Loreen Olson also published an important scholarly journal article titled, Conflict and control: Examining the association between exposure to television portraying interpersonal conflict and the use of controlling behaviors in romantic relationships. The journal article presented a study that investigated the link between exposure to television that is high in interpersonal conflict and viewers' use of control in their romantic relationships. The results showed a relationship between exposure to interpersonal conflict television and relational control. The results also showed that the main relationship was moderated by what the viewers' perceived as realism on television.

Olson also published the book chapter, "Violence, Aggression, and Abuse", in the International encyclopedia of interpersonal communication. The text looked into interpersonal aggression which includes acts of violence, emotional/psychological abuse, verbal aggression, rape, battering, bullying, incest, neglect, stalking, coercion, entrapment, and harassment. Interpersonal aggression is considered to be different examples of the dark side of interpersonal communication. Many times the terms abuse, aggression, and violence are used interchangeably. Due to this, Olson examined the different ways in which scholars understand and form ideas about abuse, aggression, and violence.
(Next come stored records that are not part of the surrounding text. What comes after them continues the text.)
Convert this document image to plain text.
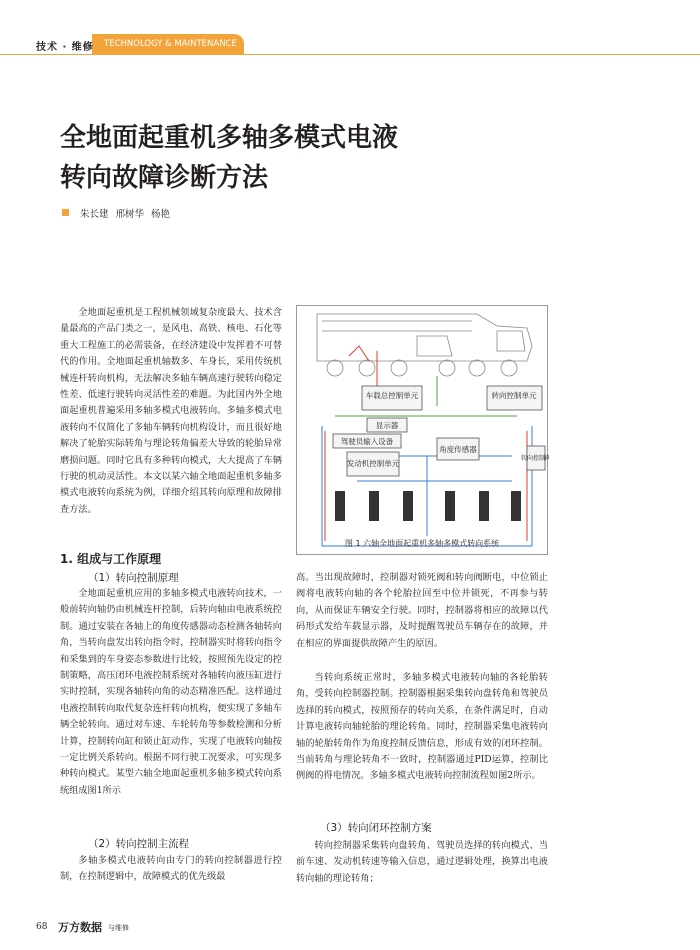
技术 · 维修 TECHNOLOGY & MAINTENANCE
全地面起重机多轴多模式电液
转向故障诊断方法
朱长建 邢树华 杨艳
全地面起重机是工程机械领域复杂度最大、技术含量最高的产品门类之一，是风电、高铁、核电、石化等重大工程施工的必需装备，在经济建设中发挥着不可替代的作用。全地面起重机轴数多、车身长，采用传统机械连杆转向机构，无法解决多轴车辆高速行驶转向稳定性差、低速行驶转向灵活性差的难题。为此国内外全地面起重机普遍采用多轴多模式电液转向。多轴多模式电液转向不仅简化了多轴车辆转向机构设计，而且很好地解决了轮胎实际转角与理论转角偏差大导致的轮胎异常磨损问题。同时它具有多种转向模式，大大提高了车辆行驶的机动灵活性。本文以某六轴全地面起重机多轴多模式电液转向系统为例，详细介绍其转向原理和故障排查方法。
1. 组成与工作原理
（1）转向控制原理
全地面起重机应用的多轴多模式电液转向技术，一般前转向轴仍由机械连杆控制，后转向轴由电液系统控制。通过安装在各轴上的角度传感器动态检测各轴转向角，当转向盘发出转向指令时，控制器实时将转向指令和采集到的车身姿态参数进行比较，按照预先设定的控制策略，高压闭环电液控制系统对各轴转向液压缸进行实时控制，实现各轴转向角的动态精准匹配。这样通过电液控制转向取代复杂连杆转向机构，便实现了多轴车辆全轮转向。通过对车速、车轮转角等参数检测和分析计算，控制转向缸和锁止缸动作，实现了电液转向轴按一定比例关系转向。根据不同行驶工况要求，可实现多种转向模式。某型六轴全地面起重机多轴多模式转向系统组成图1所示
（2）转向控制主流程
多轴多模式电液转向由专门的转向控制器进行控制，在控制逻辑中，故障模式的优先级最
车载总控制单元	转向控制单元
显示器
驾驶员输入设备
发动机控制单元
角度传感器
转向控制阀
图 1 六轴全地面起重机多轴多模式转向系统
高。当出现故障时，控制器对锁死阀和转向阀断电，中位锁止阀将电液转向轴的各个轮胎拉回至中位并锁死，不再参与转向，从而保证车辆安全行驶。同时，控制器将相应的故障以代码形式发给车载显示器，及时提醒驾驶员车辆存在的故障，并在相应的界面提供故障产生的原因。
当转向系统正常时，多轴多模式电液转向轴的各轮胎转角，受转向控制器控制。控制器根据采集转向盘转角和驾驶员选择的转向模式，按照预存的转向关系，在条件满足时，自动计算电液转向轴轮胎的理论转角。同时，控制器采集电液转向轴的轮胎转角作为角度控制反馈信息，形成有效的闭环控制。当前转角与理论转角不一致时，控制器通过PID运算，控制比例阀的得电情况。多轴多模式电液转向控制流程如图2所示。
（3）转向闭环控制方案
转向控制器采集转向盘转角、驾驶员选择的转向模式、当前车速、发动机转速等输入信息，通过逻辑处理，换算出电液转向轴的理论转角；
68 万方数据 与维修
== Selected publications ==
- Olson, Loreen N. (2012). "The Dark side of family communication"
- Olson, L. N. Breasts, bottles, and babies: An ideological analysis of breastfeeding discourse and practice in contemporary America. Lanham, MD: Lexington Press—a subsidiary of Rowman & Littlefield.
- Olson, L. N. & Fine, M. A. (Eds.) (2016). The darker side of family communication: The harmful, the morally suspect, and the socially inappropriate. New York: Peter Lang.